El regreso de Maronda. La banda publica nuevo trabajo, Vibraciones. Un álbum exquisito de sólo diez temas en los que la formación sigue las bases de su sonido. La banda no sorprende (no hay cambios) si bien es cierto que las guitarras toman protagonismo. Siguen los dramas amorosos, la nostalgia, bellas melodías… ¿Esto es malo? Hay bandas capaces de facturar trabajos tan interesantes que no quieres que cambien nunca. La emoción disminuye pero pocas formaciones nacionales actuales son capaces de diseñar canciones de pop tan preciosas.
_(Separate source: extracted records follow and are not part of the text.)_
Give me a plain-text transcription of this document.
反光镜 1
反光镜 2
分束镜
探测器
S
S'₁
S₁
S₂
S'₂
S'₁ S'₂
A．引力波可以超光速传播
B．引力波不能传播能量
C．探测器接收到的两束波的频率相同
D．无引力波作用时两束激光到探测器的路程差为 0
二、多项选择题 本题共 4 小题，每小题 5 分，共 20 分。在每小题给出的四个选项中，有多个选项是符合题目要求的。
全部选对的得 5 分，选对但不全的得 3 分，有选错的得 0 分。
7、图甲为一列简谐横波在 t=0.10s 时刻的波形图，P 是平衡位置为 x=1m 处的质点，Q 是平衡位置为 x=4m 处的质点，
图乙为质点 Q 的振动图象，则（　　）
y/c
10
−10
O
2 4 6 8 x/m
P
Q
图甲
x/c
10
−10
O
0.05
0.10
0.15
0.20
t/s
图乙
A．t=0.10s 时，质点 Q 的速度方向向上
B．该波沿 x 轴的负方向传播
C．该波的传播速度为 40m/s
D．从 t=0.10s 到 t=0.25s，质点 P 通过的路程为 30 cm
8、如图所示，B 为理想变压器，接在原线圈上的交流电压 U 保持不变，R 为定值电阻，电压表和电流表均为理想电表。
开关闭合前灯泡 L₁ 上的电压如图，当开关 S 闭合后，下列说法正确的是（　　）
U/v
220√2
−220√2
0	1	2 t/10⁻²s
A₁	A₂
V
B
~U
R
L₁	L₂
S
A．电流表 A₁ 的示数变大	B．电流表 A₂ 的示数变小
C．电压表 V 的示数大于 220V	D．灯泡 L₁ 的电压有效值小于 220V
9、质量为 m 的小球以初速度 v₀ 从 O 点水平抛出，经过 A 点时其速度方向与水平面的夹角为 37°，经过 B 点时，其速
Brindar Con Detergente es el comienzo. Los primeros compases marcan el protagonismo de las guitarras y el inicio de las historias amorosas. “No quise hacerlo, te dije la verdad, me vas a perdonar…”. Frescura e inmediatez. Quemando Cromo, primer single del álbum, se torna como la canción más interesante. Una melodía con bonitos arreglos (que se aleja de la vertiente acústica de Maronda) sustentada en potentes guitarras capaz de recordar por momentos a bandas de la talla de Los Planetas. Un dúo a dos voces, donde destaca la colaboración de Marina Gómez (exvocalista de Klaus & Kinski), que gana en intensidad según avanza (la escucha se torna obligada).

Llega Nefertiti y Maronda vuelve a incidir en la religiosidad (otro de los temas recurrentes de su carrera). Otra canción capaz de mejorar según avanza. También hay hueco para momentos más calmados. La acústica de Pastoral de Tierras Baldías o La Fe Inmortal (uno de los grandes momentos del disco). Toques acústicos, atmósferas embriagadoras y una de las melodías más bonitas del álbum. Y justo después sorprenden los preciosos sintetizadores de Improvisado.

No todo son halagos, temas como El oráculo o Ajoblanco bajan ligeramente el nivel de un trabajo recomendable. Otro paso más dentro de la carrera de una de las formaciones nacionales más interesantes de los últimos años. ¿Quién dijo que la tradición había muerto?